Hi Les! I agree with you wholeheartedly. For me, Kahn Academy has been a force for good in the world and in my home.
I just reminded Carlie that 4 of the rules are required to solve 30x = 0.8. Fascinating.
I was wondering if you could provide any more information on how this method is applied to actual problems. More of an explanation would be greatly appreciated.
Cary, could you please make the "Properties A", and/or your modified version of it downloadable again? I'd appreciate it.
@zsoltkormany, I have just replaced the files on the new method-r.com web page.
Thank you for your interest.
@Nicholas, the example I gave, where the problem is “7/x – 6 = 20; find the value of x” is pretty typical of the algebra problems we saw, and, as you can see in the post, it took 14 steps to complete it.
Even a simpler problem like “x + 5 = 10; solve for x” would have produced several steps:
1. x + 5 = 10 // given
2. (x + 5) + (-5) = 10 + (-5) // 18 addition property of equality
3. (x + 5) - 5 = 10 - 5 // 6A subtraction (def.)
4. x + (5 - 5) = 5 // 2A associativity
5. x + 0 = 5 // 3A inverse property
6. x = 5 // 4A identity element
Now, the really cool thing about this axiomatic approach is that there's no single right way to apply the rules to solve a problem. (There might be an optimal way, but there's not always a need to find that.) I could have, for example, applied these rules instead:
1. x + 5 = 10 // given
2. (x + 5) * 2 = 10 * 2 // 20 multiplication property of equality
3. 2(x + 5) = 20 // 1M commutativity
4. 2x + 10 = 20 // 10 distributive property
5. (2x + 10) + (-10) = 20 + (-10) // 18 addition property of equality
6. (2x + 10) - 10 = 20 - 10 // 6A subtraction (def.)

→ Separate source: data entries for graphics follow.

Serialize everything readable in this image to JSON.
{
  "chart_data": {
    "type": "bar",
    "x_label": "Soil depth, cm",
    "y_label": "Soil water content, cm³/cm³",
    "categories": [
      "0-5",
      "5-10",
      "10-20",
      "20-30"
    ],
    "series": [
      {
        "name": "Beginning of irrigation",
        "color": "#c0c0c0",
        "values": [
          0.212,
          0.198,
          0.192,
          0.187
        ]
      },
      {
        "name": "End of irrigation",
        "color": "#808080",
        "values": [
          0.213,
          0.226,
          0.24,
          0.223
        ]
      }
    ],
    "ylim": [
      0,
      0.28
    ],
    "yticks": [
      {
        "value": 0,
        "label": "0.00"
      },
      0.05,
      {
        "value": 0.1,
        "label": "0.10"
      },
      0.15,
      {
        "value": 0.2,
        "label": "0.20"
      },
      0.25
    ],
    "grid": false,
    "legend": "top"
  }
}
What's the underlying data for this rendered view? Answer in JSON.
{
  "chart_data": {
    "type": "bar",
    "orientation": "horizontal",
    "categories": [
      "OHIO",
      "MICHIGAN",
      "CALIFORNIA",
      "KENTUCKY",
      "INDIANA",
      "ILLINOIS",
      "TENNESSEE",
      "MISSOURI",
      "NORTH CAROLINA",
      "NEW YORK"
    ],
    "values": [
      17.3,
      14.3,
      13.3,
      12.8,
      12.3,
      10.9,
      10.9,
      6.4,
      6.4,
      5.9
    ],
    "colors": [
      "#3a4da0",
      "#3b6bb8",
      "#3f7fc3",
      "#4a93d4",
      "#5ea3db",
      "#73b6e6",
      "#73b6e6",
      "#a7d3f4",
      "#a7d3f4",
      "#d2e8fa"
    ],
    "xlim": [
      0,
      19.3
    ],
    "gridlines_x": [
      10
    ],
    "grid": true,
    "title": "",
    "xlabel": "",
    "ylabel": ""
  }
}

7. 2x + (10 - 10) = 10 // 2A associativity
8. 2x + 0 = 10 // 3A inverse property
9. 2x = 10 // 4A identity element
10. 2 * x * 1/2 = 10 * (1/2) // 20 multiplication property of equality
11. 2 * 1/2 * x = 5 // 1M commutativity
12. 1 * x = 5 // 3M inverse property
13. x = 5 // 4M identity element
Phew. There at step 2, you probably thought “D’oh! What’s he doing?!” But there’s nothing illegal about multiplying both sides by 2. It’s not the fastest way to solve the problem, but it’s perfectly fine to do it that way. You get the right answer, as long as you follow the rules.
This demonstrates a dyad of mathematics: there are strict rules to be followed, AND within those rules we can still play with our creativity. I could have used a 42-step proof that x = 5 if I’d wanted. But I would have preferred playing outside over writing down 36 extra steps on every homework problem.
So I learned through practice (homework) that I could recognize certain patterns, to which I could apply certain patterns of rules that got me finished more quickly. For example, when I see x plus some stuff on one side of an equation, I know I can isolate the x and get closer to the finish line by subtracting that stuff from both sides of the equation (applying “6A subtraction (def.)” and “18 addition property of equality”).
With practice, the patterns in my mind accumulated, and I got faster. Which is exactly what has happened in my career as a software performance optimizer. It’s rules, and patterns.